Contre-Regards

par Michel SANTO

Des principes et des intérêts, en politique notamment…

 

     

Ces élections régionales et départementales,  montrent, s’il le fallait, que les principes, en politique si souvent invoqués par les partis, sont d’abord et surtout indexés sur des rapports de forces entre alliés potentiels – et adversaires – et conditionnés par les modes de scrutin. Ainsi, dans ma région Occitanie – élection à la proportionnelle –, avec  40% au 1er tour, le PS de madame Delga envoie balader les Verts et la France Insoumise, jugés, sans appel, totalement « incompatibles » ; tandis que Madame Sandragné, sa collègue socialiste, présidente du Conseil Départemental de l’Aude, où les élections se font au scrutin majoritaire à deux tours, elle, s’est alliée, sans barguigner, dès le premier tour, et sans état d’âme philosophico-politique, aux mêmes Verts finalement expulsés par madame Delga du futur Conseil Régional. Et que dire de madame Pulvar, tête de liste PS en Ile de France, qui, avec un petit 11%, ardente et chaleureuse à présent, fusionne sa liste avec celle des Verts, arrivés devant elle, et la France Insoumise…

Bref ! à 40% on a des principes et à 11, des intérêts… (Je précise que le même point de vue pourrait s’appliquer à d’autres exemples du/ou des camps d’en face)

Dix lignes pour expliquer la désertion civique constatée lors de ces élections locales.

 

En pensant précisément au vote d’hier, je crois surtout que les français ont sauté ces élections et se réservent pour la seule qui compte vraiment à leurs yeux, hélas ! , la présidentielle ; présidentielle qui, de surcroît, aura lieu dans moins d’un an… Comment en serait-il autrement en effet quand les médias ne cessent de nous projeter en 2022 en mettant en scène le seul duel entre le Président sortant et la candidate du RN ?

J’ai vécu un bien étrange moment dans mon bureau de vote…

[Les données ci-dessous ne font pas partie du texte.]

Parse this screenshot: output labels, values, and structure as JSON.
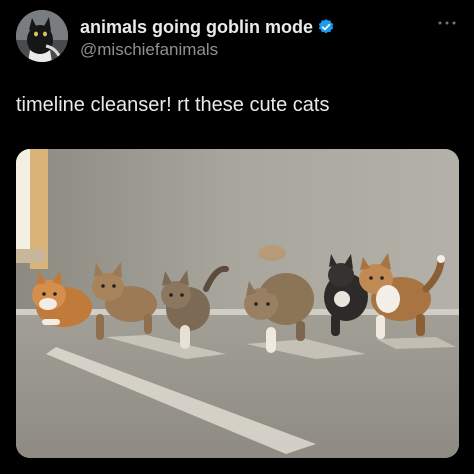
{
  "author": {
    "display_name": "animals going goblin mode",
    "handle": "@mischiefanimals",
    "verified": true,
    "avatar_icon": "black-cat-avatar"
  },
  "tweet": {
    "text": "timeline cleanser! rt these cute cats"
  },
  "media": {
    "icon": "photo-of-six-kittens-walking",
    "subject_count": 6
  },
  "colors": {
    "background": "#000000",
    "text_primary": "#e7e9ea",
    "text_secondary": "#8b9196",
    "verified_badge": "#1d9bf0"
  }
}
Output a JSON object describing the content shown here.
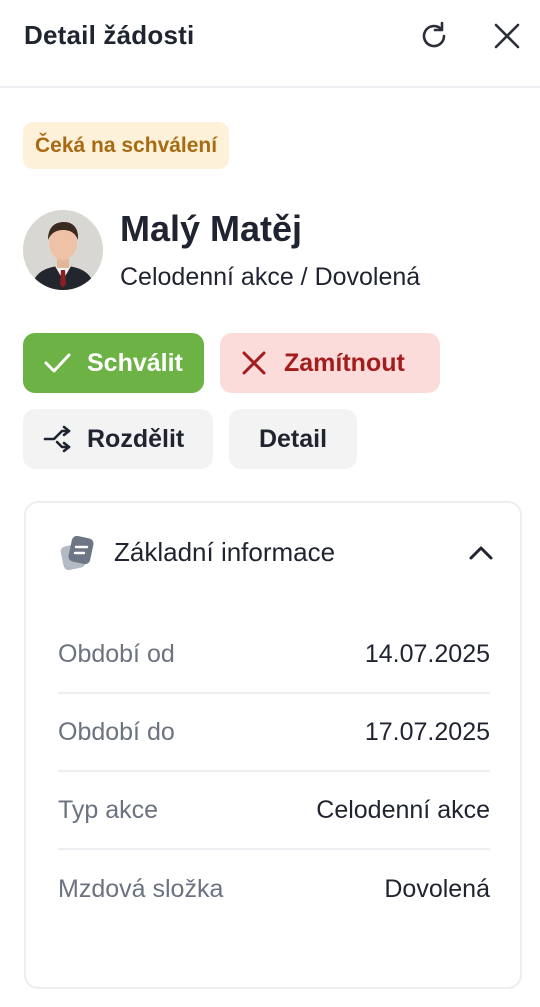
{
  "header": {
    "title": "Detail žádosti",
    "refresh_icon": "refresh-icon",
    "close_icon": "close-icon"
  },
  "status": {
    "label": "Čeká na schválení",
    "color": "#a86a12",
    "background": "#fdf1da"
  },
  "employee": {
    "name": "Malý Matěj",
    "subtitle": "Celodenní akce / Dovolená"
  },
  "actions": {
    "approve_label": "Schválit",
    "reject_label": "Zamítnout",
    "split_label": "Rozdělit",
    "detail_label": "Detail",
    "approve_color": "#6db245",
    "reject_color": "#a41d1d"
  },
  "info_card": {
    "title": "Základní informace",
    "expanded": true,
    "rows": [
      {
        "label": "Období od",
        "value": "14.07.2025"
      },
      {
        "label": "Období do",
        "value": "17.07.2025"
      },
      {
        "label": "Typ akce",
        "value": "Celodenní akce"
      },
      {
        "label": "Mzdová složka",
        "value": "Dovolená"
      }
    ]
  }
}
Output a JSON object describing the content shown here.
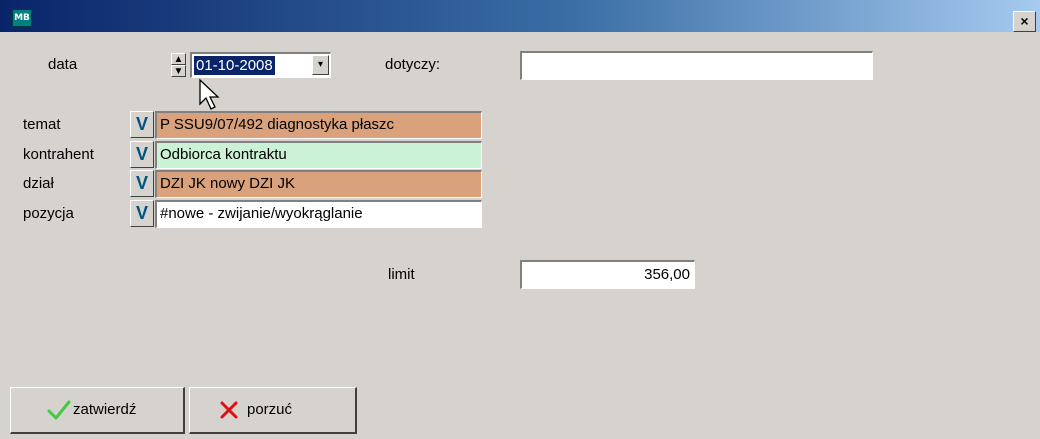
{
  "titlebar": {
    "icon_text": "MB",
    "close_glyph": "×"
  },
  "form": {
    "date_label": "data",
    "date_value": "01-10-2008",
    "dotyczy_label": "dotyczy:",
    "dotyczy_value": "",
    "rows": [
      {
        "label": "temat",
        "value": "P  SSU9/07/492    diagnostyka płaszc",
        "bg": "#d9a27c"
      },
      {
        "label": "kontrahent",
        "value": "Odbiorca kontraktu",
        "bg": "#ccf2d6"
      },
      {
        "label": "dział",
        "value": "DZI JK nowy     DZI JK",
        "bg": "#d9a27c"
      },
      {
        "label": "pozycja",
        "value": "#nowe - zwijanie/wyokrąglanie",
        "bg": "#ffffff"
      }
    ],
    "select_glyph": "V",
    "limit_label": "limit",
    "limit_value": "356,00"
  },
  "buttons": {
    "confirm_label": "zatwierdź",
    "cancel_label": "porzuć"
  },
  "icons": {
    "confirm": "checkmark-icon",
    "cancel": "cross-icon",
    "select": "select-v-icon"
  },
  "colors": {
    "title_start": "#0a246a",
    "title_end": "#a6caf0",
    "checkmark": "#46c846",
    "cross": "#e01010",
    "window_bg": "#d6d3ce"
  }
}
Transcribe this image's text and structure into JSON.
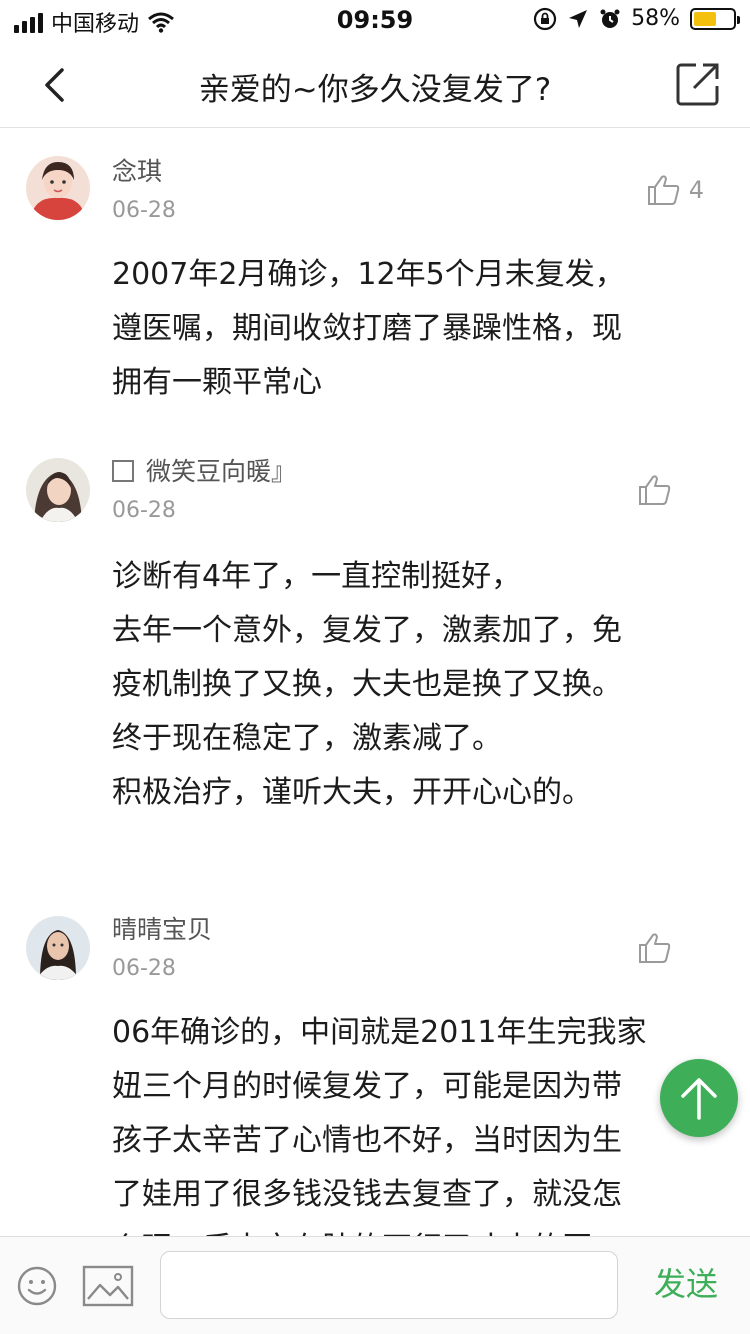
{
  "status_bar": {
    "carrier": "中国移动",
    "time": "09:59",
    "battery_percent": "58%",
    "battery_level": 0.58
  },
  "nav": {
    "title": "亲爱的~你多久没复发了?"
  },
  "comments": [
    {
      "author": "念琪",
      "date": "06-28",
      "likes": "4",
      "text": "2007年2月确诊，12年5个月未复发，\n遵医嘱，期间收敛打磨了暴躁性格，现\n拥有一颗平常心"
    },
    {
      "author": "微笑豆向暖』",
      "date": "06-28",
      "likes": "",
      "text": "诊断有4年了，一直控制挺好，\n去年一个意外，复发了，激素加了，免\n疫机制换了又换，大夫也是换了又换。\n终于现在稳定了，激素减了。\n积极治疗，谨听大夫，开开心心的。"
    },
    {
      "author": "晴晴宝贝",
      "date": "06-28",
      "likes": "",
      "text": "06年确诊的，中间就是2011年生完我家\n妞三个月的时候复发了，可能是因为带\n孩子太辛苦了心情也不好，当时因为生\n了娃用了很多钱没钱去复查了，就没怎\n么理，后来实在肿的不行了才去的医"
    }
  ],
  "input_bar": {
    "placeholder": "",
    "send_label": "发送"
  },
  "colors": {
    "accent": "#3fae59",
    "battery": "#f3c10d"
  },
  "icons": [
    "signal-icon",
    "wifi-icon",
    "lock-rotation-icon",
    "location-icon",
    "alarm-icon",
    "battery-icon",
    "back-icon",
    "share-icon",
    "thumbs-up-icon",
    "scroll-top-icon",
    "emoji-icon",
    "image-icon"
  ]
}
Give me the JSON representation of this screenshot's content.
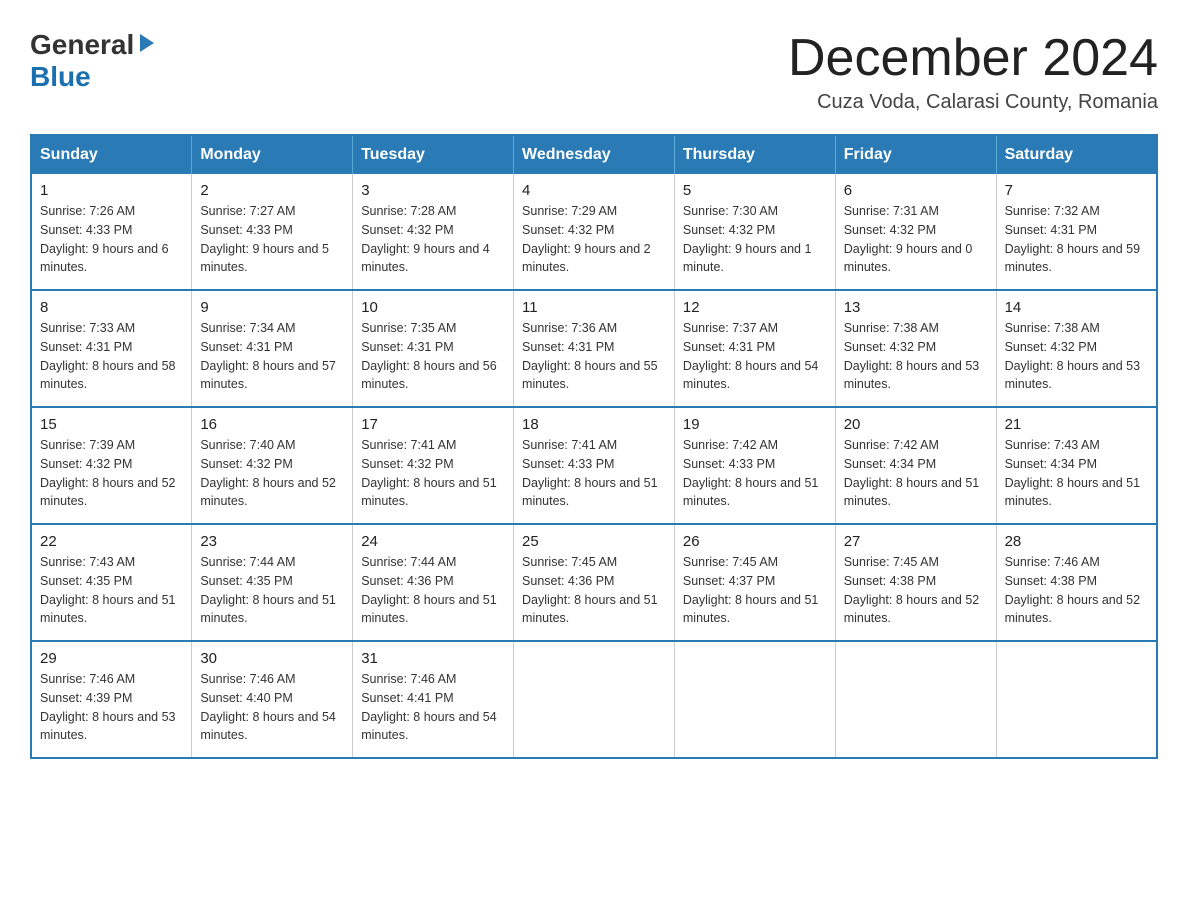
{
  "logo": {
    "general": "General",
    "triangle": "▶",
    "blue": "Blue"
  },
  "header": {
    "month_title": "December 2024",
    "subtitle": "Cuza Voda, Calarasi County, Romania"
  },
  "days_of_week": [
    "Sunday",
    "Monday",
    "Tuesday",
    "Wednesday",
    "Thursday",
    "Friday",
    "Saturday"
  ],
  "weeks": [
    [
      {
        "day": "1",
        "sunrise": "Sunrise: 7:26 AM",
        "sunset": "Sunset: 4:33 PM",
        "daylight": "Daylight: 9 hours and 6 minutes."
      },
      {
        "day": "2",
        "sunrise": "Sunrise: 7:27 AM",
        "sunset": "Sunset: 4:33 PM",
        "daylight": "Daylight: 9 hours and 5 minutes."
      },
      {
        "day": "3",
        "sunrise": "Sunrise: 7:28 AM",
        "sunset": "Sunset: 4:32 PM",
        "daylight": "Daylight: 9 hours and 4 minutes."
      },
      {
        "day": "4",
        "sunrise": "Sunrise: 7:29 AM",
        "sunset": "Sunset: 4:32 PM",
        "daylight": "Daylight: 9 hours and 2 minutes."
      },
      {
        "day": "5",
        "sunrise": "Sunrise: 7:30 AM",
        "sunset": "Sunset: 4:32 PM",
        "daylight": "Daylight: 9 hours and 1 minute."
      },
      {
        "day": "6",
        "sunrise": "Sunrise: 7:31 AM",
        "sunset": "Sunset: 4:32 PM",
        "daylight": "Daylight: 9 hours and 0 minutes."
      },
      {
        "day": "7",
        "sunrise": "Sunrise: 7:32 AM",
        "sunset": "Sunset: 4:31 PM",
        "daylight": "Daylight: 8 hours and 59 minutes."
      }
    ],
    [
      {
        "day": "8",
        "sunrise": "Sunrise: 7:33 AM",
        "sunset": "Sunset: 4:31 PM",
        "daylight": "Daylight: 8 hours and 58 minutes."
      },
      {
        "day": "9",
        "sunrise": "Sunrise: 7:34 AM",
        "sunset": "Sunset: 4:31 PM",
        "daylight": "Daylight: 8 hours and 57 minutes."
      },
      {
        "day": "10",
        "sunrise": "Sunrise: 7:35 AM",
        "sunset": "Sunset: 4:31 PM",
        "daylight": "Daylight: 8 hours and 56 minutes."
      },
      {
        "day": "11",
        "sunrise": "Sunrise: 7:36 AM",
        "sunset": "Sunset: 4:31 PM",
        "daylight": "Daylight: 8 hours and 55 minutes."
      },
      {
        "day": "12",
        "sunrise": "Sunrise: 7:37 AM",
        "sunset": "Sunset: 4:31 PM",
        "daylight": "Daylight: 8 hours and 54 minutes."
      },
      {
        "day": "13",
        "sunrise": "Sunrise: 7:38 AM",
        "sunset": "Sunset: 4:32 PM",
        "daylight": "Daylight: 8 hours and 53 minutes."
      },
      {
        "day": "14",
        "sunrise": "Sunrise: 7:38 AM",
        "sunset": "Sunset: 4:32 PM",
        "daylight": "Daylight: 8 hours and 53 minutes."
      }
    ],
    [
      {
        "day": "15",
        "sunrise": "Sunrise: 7:39 AM",
        "sunset": "Sunset: 4:32 PM",
        "daylight": "Daylight: 8 hours and 52 minutes."
      },
      {
        "day": "16",
        "sunrise": "Sunrise: 7:40 AM",
        "sunset": "Sunset: 4:32 PM",
        "daylight": "Daylight: 8 hours and 52 minutes."
      },
      {
        "day": "17",
        "sunrise": "Sunrise: 7:41 AM",
        "sunset": "Sunset: 4:32 PM",
        "daylight": "Daylight: 8 hours and 51 minutes."
      },
      {
        "day": "18",
        "sunrise": "Sunrise: 7:41 AM",
        "sunset": "Sunset: 4:33 PM",
        "daylight": "Daylight: 8 hours and 51 minutes."
      },
      {
        "day": "19",
        "sunrise": "Sunrise: 7:42 AM",
        "sunset": "Sunset: 4:33 PM",
        "daylight": "Daylight: 8 hours and 51 minutes."
      },
      {
        "day": "20",
        "sunrise": "Sunrise: 7:42 AM",
        "sunset": "Sunset: 4:34 PM",
        "daylight": "Daylight: 8 hours and 51 minutes."
      },
      {
        "day": "21",
        "sunrise": "Sunrise: 7:43 AM",
        "sunset": "Sunset: 4:34 PM",
        "daylight": "Daylight: 8 hours and 51 minutes."
      }
    ],
    [
      {
        "day": "22",
        "sunrise": "Sunrise: 7:43 AM",
        "sunset": "Sunset: 4:35 PM",
        "daylight": "Daylight: 8 hours and 51 minutes."
      },
      {
        "day": "23",
        "sunrise": "Sunrise: 7:44 AM",
        "sunset": "Sunset: 4:35 PM",
        "daylight": "Daylight: 8 hours and 51 minutes."
      },
      {
        "day": "24",
        "sunrise": "Sunrise: 7:44 AM",
        "sunset": "Sunset: 4:36 PM",
        "daylight": "Daylight: 8 hours and 51 minutes."
      },
      {
        "day": "25",
        "sunrise": "Sunrise: 7:45 AM",
        "sunset": "Sunset: 4:36 PM",
        "daylight": "Daylight: 8 hours and 51 minutes."
      },
      {
        "day": "26",
        "sunrise": "Sunrise: 7:45 AM",
        "sunset": "Sunset: 4:37 PM",
        "daylight": "Daylight: 8 hours and 51 minutes."
      },
      {
        "day": "27",
        "sunrise": "Sunrise: 7:45 AM",
        "sunset": "Sunset: 4:38 PM",
        "daylight": "Daylight: 8 hours and 52 minutes."
      },
      {
        "day": "28",
        "sunrise": "Sunrise: 7:46 AM",
        "sunset": "Sunset: 4:38 PM",
        "daylight": "Daylight: 8 hours and 52 minutes."
      }
    ],
    [
      {
        "day": "29",
        "sunrise": "Sunrise: 7:46 AM",
        "sunset": "Sunset: 4:39 PM",
        "daylight": "Daylight: 8 hours and 53 minutes."
      },
      {
        "day": "30",
        "sunrise": "Sunrise: 7:46 AM",
        "sunset": "Sunset: 4:40 PM",
        "daylight": "Daylight: 8 hours and 54 minutes."
      },
      {
        "day": "31",
        "sunrise": "Sunrise: 7:46 AM",
        "sunset": "Sunset: 4:41 PM",
        "daylight": "Daylight: 8 hours and 54 minutes."
      },
      null,
      null,
      null,
      null
    ]
  ]
}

J’ai quitté ma cabane de bord de mer hier soir et fait les quinze kilomètres qui me séparent de ma résidence, afin d’y pouvoir voter le plus tôt possible. Je voulais éviter à tout prix de trop longues files d’attente devant les isoloirs et ne pas subir la très forte chaleur des jours précédents dans la « salle des mariages » de l’Hôtel de Ville – salle pour l’occasion exceptionnellement consacrée à la votation républicaine.